Yes, you can make this stuff up.
But long before you could add your implausible idea to your farfetched script about the weird dystopian future or recent tyrannical past, some big-tech social-media company will have galumphingly implemented that notion.
Former Congressman Ron Paul said the following on Facebook, reprinting a column on his site:
“Last week’s massive social media purges — starting with President Trump’s permanent ban from Twitter and other outlets — were shocking and chilling, particularly to those of us who value free expression and the free exchange of ideas.
“The justifications given for the silencing of wide swaths of public opinion made no sense, and the process was anything but transparent. Nowhere in President Trump’s two ‘offending’ Tweets, for example, was a call for violence expressed explicitly or implicitly. It was a classic example of sentence first, verdict later.”
Then Facebook blocked Dr. Paul.
“With no explanation other than ‘repeatedly going against our community standards,’ Facebook has blocked me from managing my page,” he reported on Twitter, itself no sturdy redoubt. “Never have we received notice of violating community standards in the past and nowhere is the offending post identified.”
Can humongous corporations really jerk people around so dishonestly? Is it legal?

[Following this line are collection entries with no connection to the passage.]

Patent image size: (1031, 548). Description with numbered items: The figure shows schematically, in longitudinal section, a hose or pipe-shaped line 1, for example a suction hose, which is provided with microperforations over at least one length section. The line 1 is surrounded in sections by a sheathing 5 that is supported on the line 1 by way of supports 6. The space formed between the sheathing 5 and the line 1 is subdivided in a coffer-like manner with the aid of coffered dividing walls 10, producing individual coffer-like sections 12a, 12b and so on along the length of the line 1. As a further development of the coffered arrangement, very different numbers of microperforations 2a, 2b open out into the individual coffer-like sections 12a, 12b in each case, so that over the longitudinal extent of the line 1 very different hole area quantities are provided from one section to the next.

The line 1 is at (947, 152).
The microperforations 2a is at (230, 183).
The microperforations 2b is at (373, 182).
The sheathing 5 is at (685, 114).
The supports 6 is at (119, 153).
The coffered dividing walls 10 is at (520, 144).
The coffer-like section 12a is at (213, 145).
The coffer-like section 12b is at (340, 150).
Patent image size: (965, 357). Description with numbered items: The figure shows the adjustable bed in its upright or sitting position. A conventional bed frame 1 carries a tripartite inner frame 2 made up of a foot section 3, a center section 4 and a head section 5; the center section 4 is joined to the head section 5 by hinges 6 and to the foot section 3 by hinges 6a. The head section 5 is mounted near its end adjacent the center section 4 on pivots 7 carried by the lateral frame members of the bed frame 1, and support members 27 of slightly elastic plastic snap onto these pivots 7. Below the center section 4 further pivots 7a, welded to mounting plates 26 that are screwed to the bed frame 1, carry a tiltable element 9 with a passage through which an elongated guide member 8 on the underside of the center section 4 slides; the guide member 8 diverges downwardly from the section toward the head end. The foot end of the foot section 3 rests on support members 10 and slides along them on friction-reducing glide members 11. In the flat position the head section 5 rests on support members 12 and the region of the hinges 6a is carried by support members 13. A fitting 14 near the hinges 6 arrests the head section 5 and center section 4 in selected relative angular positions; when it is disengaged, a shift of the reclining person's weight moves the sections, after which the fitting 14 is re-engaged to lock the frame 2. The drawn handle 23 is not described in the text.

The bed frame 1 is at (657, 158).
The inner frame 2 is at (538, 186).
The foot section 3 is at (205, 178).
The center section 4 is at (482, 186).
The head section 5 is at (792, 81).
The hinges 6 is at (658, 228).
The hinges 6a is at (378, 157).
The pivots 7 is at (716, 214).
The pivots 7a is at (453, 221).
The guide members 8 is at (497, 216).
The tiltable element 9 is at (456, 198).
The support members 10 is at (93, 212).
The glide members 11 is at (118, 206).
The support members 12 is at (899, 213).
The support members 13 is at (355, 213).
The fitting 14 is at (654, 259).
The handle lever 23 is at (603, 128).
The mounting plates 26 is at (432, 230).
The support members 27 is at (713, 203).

Paul further argued that “this assault on social media” is not merely “a liberal or Democrat attack on conservatives and Republicans.”
“As progressives like Glenn Greenwald have pointed out,” explains the doctor, “this is a wider assault on any opinion that veers from the acceptable parameters of the mainstream elite, which is made up of both Democrats and Republicans.”
The narrowing of opinion down to what elites find acceptable is one definition of fascism: a no-opposition-allowed corporatist state.
I’m not making this up.
This is Common Sense. I’m Paul Jacob.